Déficit de la balance commerciale avec la Chine : l’Afrique doit sortir de son statut d’exportateur exclusif de matières premières
Durant les quatre premiers mois de l’année en cours, la balance commerciale entre la Chine et l’Afrique a atteint 94,4 milliards de dollars, faisant ressortir une croissance de 8,9% par rapport à la même période de l’année précédente.
Néanmoins, en se penchant sur les flux entre les deux partenaires et la nature des produits échangés, il s’avérera que seule une intégration régionale est à même de garantir au continent africain de sortir de sa posture de gisement de l’économie mondiale.

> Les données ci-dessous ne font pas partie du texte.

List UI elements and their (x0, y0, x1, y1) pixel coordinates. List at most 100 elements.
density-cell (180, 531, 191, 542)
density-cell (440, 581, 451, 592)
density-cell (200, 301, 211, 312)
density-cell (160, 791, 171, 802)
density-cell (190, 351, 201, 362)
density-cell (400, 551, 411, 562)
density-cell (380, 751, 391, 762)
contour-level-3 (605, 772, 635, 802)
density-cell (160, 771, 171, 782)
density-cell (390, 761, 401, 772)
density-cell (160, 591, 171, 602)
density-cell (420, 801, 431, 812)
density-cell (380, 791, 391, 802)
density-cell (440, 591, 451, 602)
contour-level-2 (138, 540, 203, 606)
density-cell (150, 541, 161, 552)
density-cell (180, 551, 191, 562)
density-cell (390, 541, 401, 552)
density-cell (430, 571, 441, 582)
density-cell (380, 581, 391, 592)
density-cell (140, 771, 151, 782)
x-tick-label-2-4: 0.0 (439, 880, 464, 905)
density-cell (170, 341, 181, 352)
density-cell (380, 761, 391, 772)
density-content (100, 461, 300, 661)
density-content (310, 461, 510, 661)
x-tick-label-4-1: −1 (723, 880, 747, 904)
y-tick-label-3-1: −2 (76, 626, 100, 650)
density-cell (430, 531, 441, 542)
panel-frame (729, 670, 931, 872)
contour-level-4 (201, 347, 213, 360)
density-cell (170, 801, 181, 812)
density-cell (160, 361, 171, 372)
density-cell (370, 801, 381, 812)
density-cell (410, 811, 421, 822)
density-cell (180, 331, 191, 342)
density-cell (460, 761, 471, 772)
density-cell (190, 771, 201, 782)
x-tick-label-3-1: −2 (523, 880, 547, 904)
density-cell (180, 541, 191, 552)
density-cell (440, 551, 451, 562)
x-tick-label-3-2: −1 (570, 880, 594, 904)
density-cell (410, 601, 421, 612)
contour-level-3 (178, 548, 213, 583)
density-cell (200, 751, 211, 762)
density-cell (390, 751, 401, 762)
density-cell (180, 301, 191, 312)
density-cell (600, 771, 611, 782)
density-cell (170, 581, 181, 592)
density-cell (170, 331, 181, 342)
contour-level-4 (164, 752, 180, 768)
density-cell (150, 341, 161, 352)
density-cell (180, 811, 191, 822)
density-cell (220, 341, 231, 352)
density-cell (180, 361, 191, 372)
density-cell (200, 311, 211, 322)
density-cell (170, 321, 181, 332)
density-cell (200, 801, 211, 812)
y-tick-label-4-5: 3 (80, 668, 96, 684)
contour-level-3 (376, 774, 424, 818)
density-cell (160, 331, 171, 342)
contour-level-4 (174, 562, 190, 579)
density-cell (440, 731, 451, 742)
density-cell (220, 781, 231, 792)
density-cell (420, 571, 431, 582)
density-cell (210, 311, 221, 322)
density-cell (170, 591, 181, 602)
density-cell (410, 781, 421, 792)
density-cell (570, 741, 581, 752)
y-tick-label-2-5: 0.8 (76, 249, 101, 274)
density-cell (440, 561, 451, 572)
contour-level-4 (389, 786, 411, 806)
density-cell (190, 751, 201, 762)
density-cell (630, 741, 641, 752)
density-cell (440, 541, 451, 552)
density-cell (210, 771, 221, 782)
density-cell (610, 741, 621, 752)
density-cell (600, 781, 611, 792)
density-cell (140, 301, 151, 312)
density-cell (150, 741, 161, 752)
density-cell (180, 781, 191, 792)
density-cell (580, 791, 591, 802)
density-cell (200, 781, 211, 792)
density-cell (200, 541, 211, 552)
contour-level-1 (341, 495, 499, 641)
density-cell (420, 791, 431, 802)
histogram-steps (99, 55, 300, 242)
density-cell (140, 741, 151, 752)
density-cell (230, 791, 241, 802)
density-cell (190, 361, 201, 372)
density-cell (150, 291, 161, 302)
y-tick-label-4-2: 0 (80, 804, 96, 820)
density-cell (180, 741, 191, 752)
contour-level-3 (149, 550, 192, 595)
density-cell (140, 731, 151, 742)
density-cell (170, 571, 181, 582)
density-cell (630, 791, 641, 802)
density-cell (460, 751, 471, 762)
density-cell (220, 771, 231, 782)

De prime abord, tel qu’il ressort des données que viennent de publier les services de douanes chinois, la balance commerciale est toujours favorable à l’empire du Milieu qui a exporté vers l’Afrique pour 58,9 milliards de janvier à la fin avril dernier, alors que les exportations de l’ensemble des pays du continent vers cette puissance asiatique ne totalisent que 35,5 milliards de dollars. Si les exportations chinoises ont enregistré une croissance de 26,9% par rapport à la même période de l’année 2022, les exportations africaines vers la Chine durant les 4 premiers mois de 2023 ont, en revanche, reculé de 11,8% par rapport à la même période de l’année d’avant.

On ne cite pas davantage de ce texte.